Detection of Rare Software Failures by Load Testing of Communication Software
LoTCoS - Load Testing of Communication Software
Testing software of communication networks is a very complex task; in particular, it is extremely difficult to identify failures occurring only under very rare circumstances. On the one hand they may occur too seldom in small networks to be detected during testing; on the other hand, large networks in which such failures are likely to occur more often, in general are not available for extensive testing phases due to their cost. In order to support the timely identification of such software bugs new methods are required, aiming at maximizing the reproducibility of real failure scenarios in a cost-effective manner.
Based on this need the primary goal of the research project presented is to check the effectiveness of load testing for communication software. This research project is based on current experiences in industry.

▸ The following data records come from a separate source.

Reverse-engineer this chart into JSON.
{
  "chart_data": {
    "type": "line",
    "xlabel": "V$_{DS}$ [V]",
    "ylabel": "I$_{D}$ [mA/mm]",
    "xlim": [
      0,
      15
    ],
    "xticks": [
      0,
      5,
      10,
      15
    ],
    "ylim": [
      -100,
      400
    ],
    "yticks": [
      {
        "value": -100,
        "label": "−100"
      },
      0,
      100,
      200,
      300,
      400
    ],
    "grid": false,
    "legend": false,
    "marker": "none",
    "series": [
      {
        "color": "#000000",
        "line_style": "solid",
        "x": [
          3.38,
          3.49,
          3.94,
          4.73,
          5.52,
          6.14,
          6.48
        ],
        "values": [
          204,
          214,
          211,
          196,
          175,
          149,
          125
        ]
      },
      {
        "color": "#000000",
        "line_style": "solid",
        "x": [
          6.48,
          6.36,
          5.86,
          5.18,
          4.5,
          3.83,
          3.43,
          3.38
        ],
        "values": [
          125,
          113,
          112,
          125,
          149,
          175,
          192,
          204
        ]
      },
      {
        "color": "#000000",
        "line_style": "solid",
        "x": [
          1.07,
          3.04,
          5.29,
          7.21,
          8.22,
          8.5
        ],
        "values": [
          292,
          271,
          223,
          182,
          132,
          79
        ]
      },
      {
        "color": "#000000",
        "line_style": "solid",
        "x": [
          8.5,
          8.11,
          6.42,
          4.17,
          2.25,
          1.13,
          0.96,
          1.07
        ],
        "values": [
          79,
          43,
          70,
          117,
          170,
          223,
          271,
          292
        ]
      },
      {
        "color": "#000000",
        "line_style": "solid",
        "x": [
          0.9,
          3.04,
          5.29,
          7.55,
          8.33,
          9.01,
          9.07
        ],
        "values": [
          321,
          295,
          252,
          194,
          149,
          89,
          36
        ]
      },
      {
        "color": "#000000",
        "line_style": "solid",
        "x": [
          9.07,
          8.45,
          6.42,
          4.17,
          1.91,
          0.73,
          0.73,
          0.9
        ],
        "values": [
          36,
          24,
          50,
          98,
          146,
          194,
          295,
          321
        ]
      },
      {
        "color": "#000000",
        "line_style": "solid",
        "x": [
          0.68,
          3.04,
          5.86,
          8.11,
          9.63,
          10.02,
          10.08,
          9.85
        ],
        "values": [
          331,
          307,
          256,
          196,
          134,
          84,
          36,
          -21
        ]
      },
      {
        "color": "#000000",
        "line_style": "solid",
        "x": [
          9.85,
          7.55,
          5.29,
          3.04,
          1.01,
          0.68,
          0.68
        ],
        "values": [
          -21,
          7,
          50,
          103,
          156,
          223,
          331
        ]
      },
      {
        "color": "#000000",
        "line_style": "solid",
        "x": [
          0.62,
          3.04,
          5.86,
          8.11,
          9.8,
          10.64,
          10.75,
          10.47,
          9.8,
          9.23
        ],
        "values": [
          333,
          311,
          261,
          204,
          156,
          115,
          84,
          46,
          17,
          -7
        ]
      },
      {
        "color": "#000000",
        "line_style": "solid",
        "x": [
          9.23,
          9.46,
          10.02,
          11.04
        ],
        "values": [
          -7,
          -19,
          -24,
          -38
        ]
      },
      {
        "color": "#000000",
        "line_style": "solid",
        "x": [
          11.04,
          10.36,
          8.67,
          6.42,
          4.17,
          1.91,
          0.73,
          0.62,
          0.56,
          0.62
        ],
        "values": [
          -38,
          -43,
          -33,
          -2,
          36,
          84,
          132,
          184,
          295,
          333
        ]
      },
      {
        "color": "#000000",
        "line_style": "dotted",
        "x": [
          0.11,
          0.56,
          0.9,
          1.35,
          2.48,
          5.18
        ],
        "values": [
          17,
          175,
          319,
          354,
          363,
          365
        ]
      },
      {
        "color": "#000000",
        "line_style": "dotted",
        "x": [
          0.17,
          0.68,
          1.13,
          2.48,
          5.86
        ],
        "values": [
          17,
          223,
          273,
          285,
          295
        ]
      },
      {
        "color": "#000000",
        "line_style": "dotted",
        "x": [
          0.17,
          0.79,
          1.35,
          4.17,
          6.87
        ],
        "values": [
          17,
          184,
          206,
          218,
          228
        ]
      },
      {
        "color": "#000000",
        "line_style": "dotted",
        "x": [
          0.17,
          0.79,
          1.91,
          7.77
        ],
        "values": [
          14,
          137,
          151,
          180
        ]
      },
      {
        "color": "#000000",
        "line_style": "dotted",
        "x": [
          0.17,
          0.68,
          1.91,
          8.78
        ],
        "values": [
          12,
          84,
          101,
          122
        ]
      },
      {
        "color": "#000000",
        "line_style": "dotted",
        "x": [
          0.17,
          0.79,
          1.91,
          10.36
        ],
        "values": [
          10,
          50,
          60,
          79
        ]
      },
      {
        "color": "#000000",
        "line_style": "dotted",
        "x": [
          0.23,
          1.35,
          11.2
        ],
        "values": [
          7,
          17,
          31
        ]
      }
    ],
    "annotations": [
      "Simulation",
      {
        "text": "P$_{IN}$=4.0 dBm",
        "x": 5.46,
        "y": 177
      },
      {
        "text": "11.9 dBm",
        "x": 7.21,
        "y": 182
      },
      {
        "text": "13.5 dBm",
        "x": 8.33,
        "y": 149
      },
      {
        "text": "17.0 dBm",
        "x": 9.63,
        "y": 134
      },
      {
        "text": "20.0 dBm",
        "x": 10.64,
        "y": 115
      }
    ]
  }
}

The following goals are part of the project:
At first communication systems are defined which are nodes of a network. Different nets of communication systems are analysed in the project. Fault classes manifesting themselves quite rarely - e.g. concurrency faults occurring only under very special race conditions - are identified and characterized. Load testing strategies are introduced and the goals of the research project are defined.
Definition of the communication systems:Based on the definitions of the network an analytical model is derived.

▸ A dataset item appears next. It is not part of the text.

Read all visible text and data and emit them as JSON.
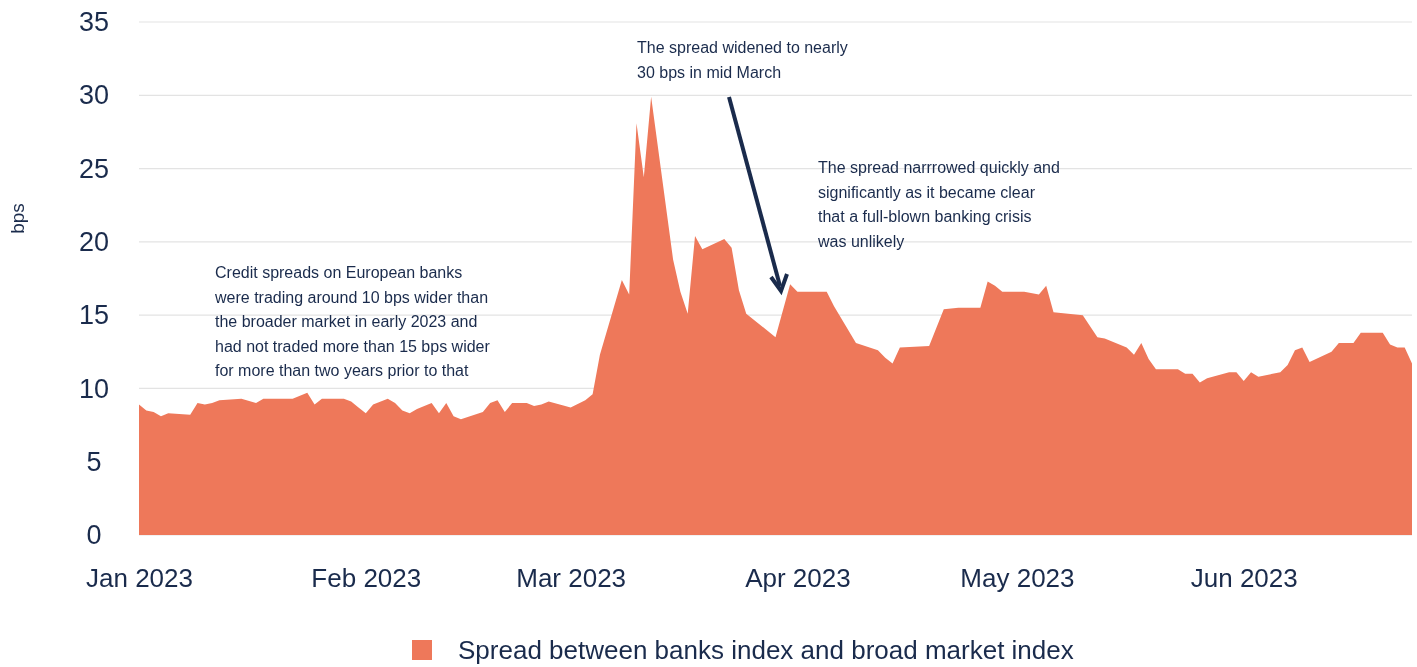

Using stochastic methods and based under realistic assumptions the probability of the different fault manifestations are analytically determined with respect to different load test strategies.
A simulation model is developed to validate the behaviour of the network of communication systems. This model allows connections through the network to be created and deleted, as well as the execution of predefined processes (like the storage of data) for existing connections. Measurement attributes, e.g. duration and number, are defined.
Faults of specified classes are injected into the system. Their frequency of manifestation is measured with respect to various load testing parameters (e.g. frequency of simulated events).
For each fault class the probability of failure occurrence derived from the analytical model is compared with the frequency of failure occurrence obtained by the simulation model. The comparison yields a range of load parameters, within which the analytical model can be validated by simulation.
Based on the validated results recommendations to optimize load testing in real world applications are derived. This guidance is meant to support the systematic definition of load testing parameters in practice for the purpose of reproducing rare software failures when testing communication systems.